Grecia avanza con una ley para terminar con el anonimato en redes
Nueva Democracia, el partido que gobierna Grecia, impulsa una ley que obligaría a vincular las cuentas de redes sociales con identidades reales, en un contexto marcado por las elecciones de 2027. La iniciativa se alinea con una tendencia global de mayor regulación del ecosistema digital liderada por Europa.
Grecia se encamina a discutir una de las reformas más sensibles del ecosistema digital contemporáneo: el fin del anonimato tal como se lo conoce en redes sociales.
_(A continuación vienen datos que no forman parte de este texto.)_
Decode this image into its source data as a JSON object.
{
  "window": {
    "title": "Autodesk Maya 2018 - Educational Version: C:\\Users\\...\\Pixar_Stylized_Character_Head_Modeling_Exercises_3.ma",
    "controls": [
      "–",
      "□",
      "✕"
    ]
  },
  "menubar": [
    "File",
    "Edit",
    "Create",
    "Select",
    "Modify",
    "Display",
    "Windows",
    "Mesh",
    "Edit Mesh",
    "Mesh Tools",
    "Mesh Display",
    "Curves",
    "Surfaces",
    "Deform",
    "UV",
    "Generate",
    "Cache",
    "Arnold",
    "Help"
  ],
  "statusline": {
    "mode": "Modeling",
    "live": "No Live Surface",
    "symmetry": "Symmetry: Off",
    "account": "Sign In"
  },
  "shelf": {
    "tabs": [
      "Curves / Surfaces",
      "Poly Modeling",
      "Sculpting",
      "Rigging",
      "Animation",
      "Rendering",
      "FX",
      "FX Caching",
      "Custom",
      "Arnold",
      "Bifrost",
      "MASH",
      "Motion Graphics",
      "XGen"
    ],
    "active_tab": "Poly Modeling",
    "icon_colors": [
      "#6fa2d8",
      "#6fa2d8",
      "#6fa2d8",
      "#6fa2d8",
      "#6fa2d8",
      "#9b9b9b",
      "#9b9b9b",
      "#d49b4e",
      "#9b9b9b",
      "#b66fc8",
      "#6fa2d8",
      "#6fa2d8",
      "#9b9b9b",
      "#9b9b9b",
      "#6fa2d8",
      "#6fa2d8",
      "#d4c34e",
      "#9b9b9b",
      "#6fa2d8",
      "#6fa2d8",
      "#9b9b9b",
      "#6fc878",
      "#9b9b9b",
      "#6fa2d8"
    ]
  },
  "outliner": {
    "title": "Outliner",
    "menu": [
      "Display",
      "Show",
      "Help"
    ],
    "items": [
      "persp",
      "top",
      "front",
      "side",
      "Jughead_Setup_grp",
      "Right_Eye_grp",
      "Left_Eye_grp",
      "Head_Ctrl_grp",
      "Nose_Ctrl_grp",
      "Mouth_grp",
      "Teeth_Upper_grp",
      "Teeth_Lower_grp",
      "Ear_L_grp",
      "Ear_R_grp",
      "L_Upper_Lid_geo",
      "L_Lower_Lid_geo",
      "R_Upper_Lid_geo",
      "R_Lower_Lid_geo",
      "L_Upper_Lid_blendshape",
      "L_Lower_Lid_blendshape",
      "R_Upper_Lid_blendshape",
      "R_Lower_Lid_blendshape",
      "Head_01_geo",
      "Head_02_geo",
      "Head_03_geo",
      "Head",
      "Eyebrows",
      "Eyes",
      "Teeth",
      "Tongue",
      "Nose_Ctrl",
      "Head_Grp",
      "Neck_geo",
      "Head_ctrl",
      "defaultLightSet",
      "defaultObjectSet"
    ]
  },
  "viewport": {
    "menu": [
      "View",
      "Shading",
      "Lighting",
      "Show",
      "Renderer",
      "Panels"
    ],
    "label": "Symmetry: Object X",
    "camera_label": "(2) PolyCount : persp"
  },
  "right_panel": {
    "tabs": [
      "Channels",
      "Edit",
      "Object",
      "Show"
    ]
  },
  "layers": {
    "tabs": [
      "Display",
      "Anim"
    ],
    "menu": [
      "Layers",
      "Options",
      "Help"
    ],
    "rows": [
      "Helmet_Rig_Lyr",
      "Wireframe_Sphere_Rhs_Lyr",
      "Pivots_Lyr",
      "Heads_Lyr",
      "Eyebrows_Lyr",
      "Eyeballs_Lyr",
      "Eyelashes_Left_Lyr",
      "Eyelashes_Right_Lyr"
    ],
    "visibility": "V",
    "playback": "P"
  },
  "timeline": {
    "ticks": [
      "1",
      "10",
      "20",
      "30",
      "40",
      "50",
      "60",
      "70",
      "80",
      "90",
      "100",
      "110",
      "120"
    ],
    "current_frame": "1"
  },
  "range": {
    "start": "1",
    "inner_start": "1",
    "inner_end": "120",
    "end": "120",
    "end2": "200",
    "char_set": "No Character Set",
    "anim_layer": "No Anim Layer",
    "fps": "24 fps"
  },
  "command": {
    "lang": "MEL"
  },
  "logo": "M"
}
El proyecto es impulsado por el partido gobernante, Nueva Democracia, en un contexto político atravesado por las futuras elecciones de 2027. La iniciativa no solo responde a una preocupación electoral concreta, sino que se inscribe en un debate más amplio sobre los límites entre libertad de expresión, responsabilidad individual y calidad democrática en la era digital.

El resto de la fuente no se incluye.